SZ: Deshalb wird das alles auch längst industriell hergestellt.
HELNWEIN: Was stört Sie daran? Auch in den Werkstätten der Renaissance
wurde industriell gefertigt. Rembrandt und Rubens zum Beispiel haben viele Künstler
ausgebildet, damit sie exakt in ihrem Stil und nach ihrem Standart arbeiten,
Viele Bilder die ihnen heute zugeschrieben werden, haben sie gar nicht gemalt
- die haben ihre Leute gemalt - sie haben nur signiert.
SZ: Der Künstler ist doch ein Individualiist, ein Einzelgänger.
HELNWEIN: Nicht zu allen Zeiten! Geschichtlich gesehen wurde Kunst die meiste
Zeit industriell gefertigt. Denken Sie an die Ägyptische Kunst mit all
diesen Wandmalereien und Reliefs oder an die beeindruckenden Bauwerke des alten
Rom!
SZ: Aber Kunst als kreative individuelle Äusserung...
HELNWEIN: Oder nehmen Sie Andy Warhol, der ganz bewusst den Begriff der "Art
Factory" geprägt hat, der "Kunstfabrik". Obwohl ich die Bedeutung
Warhols nicht schmälern möchte - die wirkliche Kunstfabrik dieses Jahrhunderts
hat Walt Disney gegründet.
SZ: Seine Kunst kommt vom Fliessband.
HELNWEIN: Die Künstler haben immer nach Möglichkeiiten gesucht, ihre
Werke zu vervielfältigen: als Holzschnitt, Kupferstich, Radierung, Lithografie
und so weiter. Sie haben sich dazu immer der jeweils modernsten techniechen Mittel
bedient.
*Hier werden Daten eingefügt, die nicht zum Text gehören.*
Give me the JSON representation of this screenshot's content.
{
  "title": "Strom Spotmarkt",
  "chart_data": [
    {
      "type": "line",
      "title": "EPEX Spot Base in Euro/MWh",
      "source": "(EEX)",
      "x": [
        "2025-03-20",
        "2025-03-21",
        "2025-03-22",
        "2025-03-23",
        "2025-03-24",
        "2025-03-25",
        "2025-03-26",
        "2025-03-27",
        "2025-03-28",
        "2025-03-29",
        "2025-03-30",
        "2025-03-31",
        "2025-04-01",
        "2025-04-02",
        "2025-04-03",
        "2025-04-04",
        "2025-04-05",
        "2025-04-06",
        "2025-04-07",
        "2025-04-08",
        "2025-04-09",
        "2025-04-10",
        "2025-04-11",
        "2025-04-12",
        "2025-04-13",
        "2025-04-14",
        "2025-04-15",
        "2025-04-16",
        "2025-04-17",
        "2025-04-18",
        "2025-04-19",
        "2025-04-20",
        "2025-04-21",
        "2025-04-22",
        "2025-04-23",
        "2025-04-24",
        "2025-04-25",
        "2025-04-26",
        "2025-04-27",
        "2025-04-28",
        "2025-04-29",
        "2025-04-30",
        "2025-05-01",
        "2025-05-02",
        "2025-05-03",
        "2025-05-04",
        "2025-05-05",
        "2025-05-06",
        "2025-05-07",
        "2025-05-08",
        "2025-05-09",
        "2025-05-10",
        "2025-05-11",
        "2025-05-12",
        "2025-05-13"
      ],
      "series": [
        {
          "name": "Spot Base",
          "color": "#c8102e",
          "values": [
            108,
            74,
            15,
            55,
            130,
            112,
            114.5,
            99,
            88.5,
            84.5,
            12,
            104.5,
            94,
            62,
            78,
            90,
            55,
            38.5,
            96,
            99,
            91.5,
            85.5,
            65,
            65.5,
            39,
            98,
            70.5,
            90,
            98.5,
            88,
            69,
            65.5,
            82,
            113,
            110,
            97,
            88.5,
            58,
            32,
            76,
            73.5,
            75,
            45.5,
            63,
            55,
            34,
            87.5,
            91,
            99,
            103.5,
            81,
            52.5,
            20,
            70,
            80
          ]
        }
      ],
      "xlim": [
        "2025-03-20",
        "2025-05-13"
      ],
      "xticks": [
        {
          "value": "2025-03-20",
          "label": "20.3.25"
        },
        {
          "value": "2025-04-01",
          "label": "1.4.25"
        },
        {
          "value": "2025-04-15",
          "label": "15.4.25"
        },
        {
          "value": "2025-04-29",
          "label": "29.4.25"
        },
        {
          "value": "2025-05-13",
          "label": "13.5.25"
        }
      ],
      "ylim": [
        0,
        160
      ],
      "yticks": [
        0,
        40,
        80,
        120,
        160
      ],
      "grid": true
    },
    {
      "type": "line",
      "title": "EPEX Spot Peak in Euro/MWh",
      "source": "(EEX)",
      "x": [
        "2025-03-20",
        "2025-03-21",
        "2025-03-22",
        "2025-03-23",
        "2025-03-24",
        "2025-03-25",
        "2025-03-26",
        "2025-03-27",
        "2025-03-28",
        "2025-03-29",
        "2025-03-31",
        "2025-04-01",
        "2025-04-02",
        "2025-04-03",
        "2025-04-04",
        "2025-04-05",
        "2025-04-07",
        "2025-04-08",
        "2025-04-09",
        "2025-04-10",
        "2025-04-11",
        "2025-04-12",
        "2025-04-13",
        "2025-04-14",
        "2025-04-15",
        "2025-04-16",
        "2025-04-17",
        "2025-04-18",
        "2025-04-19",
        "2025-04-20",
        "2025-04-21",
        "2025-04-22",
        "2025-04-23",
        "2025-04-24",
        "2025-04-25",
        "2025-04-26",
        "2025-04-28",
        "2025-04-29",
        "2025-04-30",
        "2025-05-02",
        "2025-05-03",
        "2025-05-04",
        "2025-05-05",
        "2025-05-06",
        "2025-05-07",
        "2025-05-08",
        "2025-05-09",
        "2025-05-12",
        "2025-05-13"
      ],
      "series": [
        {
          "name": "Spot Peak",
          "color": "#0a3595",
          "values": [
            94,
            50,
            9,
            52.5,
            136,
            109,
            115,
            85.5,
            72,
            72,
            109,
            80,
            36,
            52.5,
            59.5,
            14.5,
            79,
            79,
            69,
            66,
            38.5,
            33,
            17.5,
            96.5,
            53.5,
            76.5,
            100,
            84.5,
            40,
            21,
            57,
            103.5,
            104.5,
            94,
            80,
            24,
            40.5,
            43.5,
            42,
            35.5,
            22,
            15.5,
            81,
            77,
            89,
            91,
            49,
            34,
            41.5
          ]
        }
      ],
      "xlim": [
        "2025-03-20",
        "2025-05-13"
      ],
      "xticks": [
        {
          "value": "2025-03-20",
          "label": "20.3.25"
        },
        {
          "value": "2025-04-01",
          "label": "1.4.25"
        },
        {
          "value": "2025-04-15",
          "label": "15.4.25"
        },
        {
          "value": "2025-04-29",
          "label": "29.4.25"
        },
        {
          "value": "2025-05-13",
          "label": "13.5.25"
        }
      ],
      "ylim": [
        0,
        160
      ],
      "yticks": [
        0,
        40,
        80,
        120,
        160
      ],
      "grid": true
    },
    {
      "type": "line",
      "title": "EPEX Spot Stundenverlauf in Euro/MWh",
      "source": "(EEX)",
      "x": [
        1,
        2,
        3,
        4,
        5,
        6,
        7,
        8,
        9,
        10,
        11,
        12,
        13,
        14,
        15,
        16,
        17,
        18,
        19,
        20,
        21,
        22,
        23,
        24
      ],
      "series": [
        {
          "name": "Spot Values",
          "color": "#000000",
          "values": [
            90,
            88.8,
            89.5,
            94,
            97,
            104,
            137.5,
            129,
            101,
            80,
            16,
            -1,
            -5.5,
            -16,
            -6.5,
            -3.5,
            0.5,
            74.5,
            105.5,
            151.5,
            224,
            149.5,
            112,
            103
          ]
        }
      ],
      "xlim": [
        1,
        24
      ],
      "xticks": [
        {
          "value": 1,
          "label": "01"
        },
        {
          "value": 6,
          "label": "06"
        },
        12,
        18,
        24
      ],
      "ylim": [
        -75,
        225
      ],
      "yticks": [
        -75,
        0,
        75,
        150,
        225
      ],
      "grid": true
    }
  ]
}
Und das 20ste Jahrhundert hat eben einem Genie wie Walt Disney das Werkzeug
in die Hand gegeben, um über alle Grenzen hinweg arbeiten zu können
und seine Schöpfungen räumlich zu bewegen. Disney hat den jahrhunderte
alten Traum aller Künstler verweirklicht und erstmals eine Kunstfigur
geschaffen, die tanzen, singen und reden kann.
SZ: Jetzt tanzen seine Figuren stromlinienförmig und absichtslos durchs
Jahrhundert.
HELNWEIN: Aber das ist doch typiisch für die Zeit! Das ist doch der Zeitgeist!
SZ: Aber es ist eine angepasste Kunst. Sollte Kunst nicht im Widerstreit sein
mit der vorherrschenden Meinung?
HELNWEIN: Nicht nur und nicht immer. Die christliche Kunst war auch über
zwietausend Jahre lang nicht im Widerstand zum Zeitgeist.
SZ: Sehen Sie in Disneys Kunst eine Entwicklung?
HELNWEIN: Aber sicher! Sie müssen nur die frühen Disney-Filme mit
den heutigen vergleichen.
SZ: Die haben sich technisch weiterentwickelt. Gibt es aber auch neue Inhalte?
HELNWEIN: Die Kunst hat stets die gleichen Inhalte, ob es sich um ein Drama
von Shakespeare handelt oder um einen Hollywoodfilm - es geht immer um die
gleichen Anliegen, um einen Helden und einen Schurken, um den Kampf zwischen
Gut und Böse,
um Liebe und Leid.
SZ: Auch in Entenhausen ...
HELNWEIN: Kunst muss die Menschen berühren können. Und wenn ihr das
mit einer neuen zeitgemässen Form gelingt, wird sie zur grossen Kunst. Deshalb
sind für mich Picasso und Walt Disney die beiden bedeutendsten Figuren
in der bildenden Kunst des 20sten Jahrhunderts.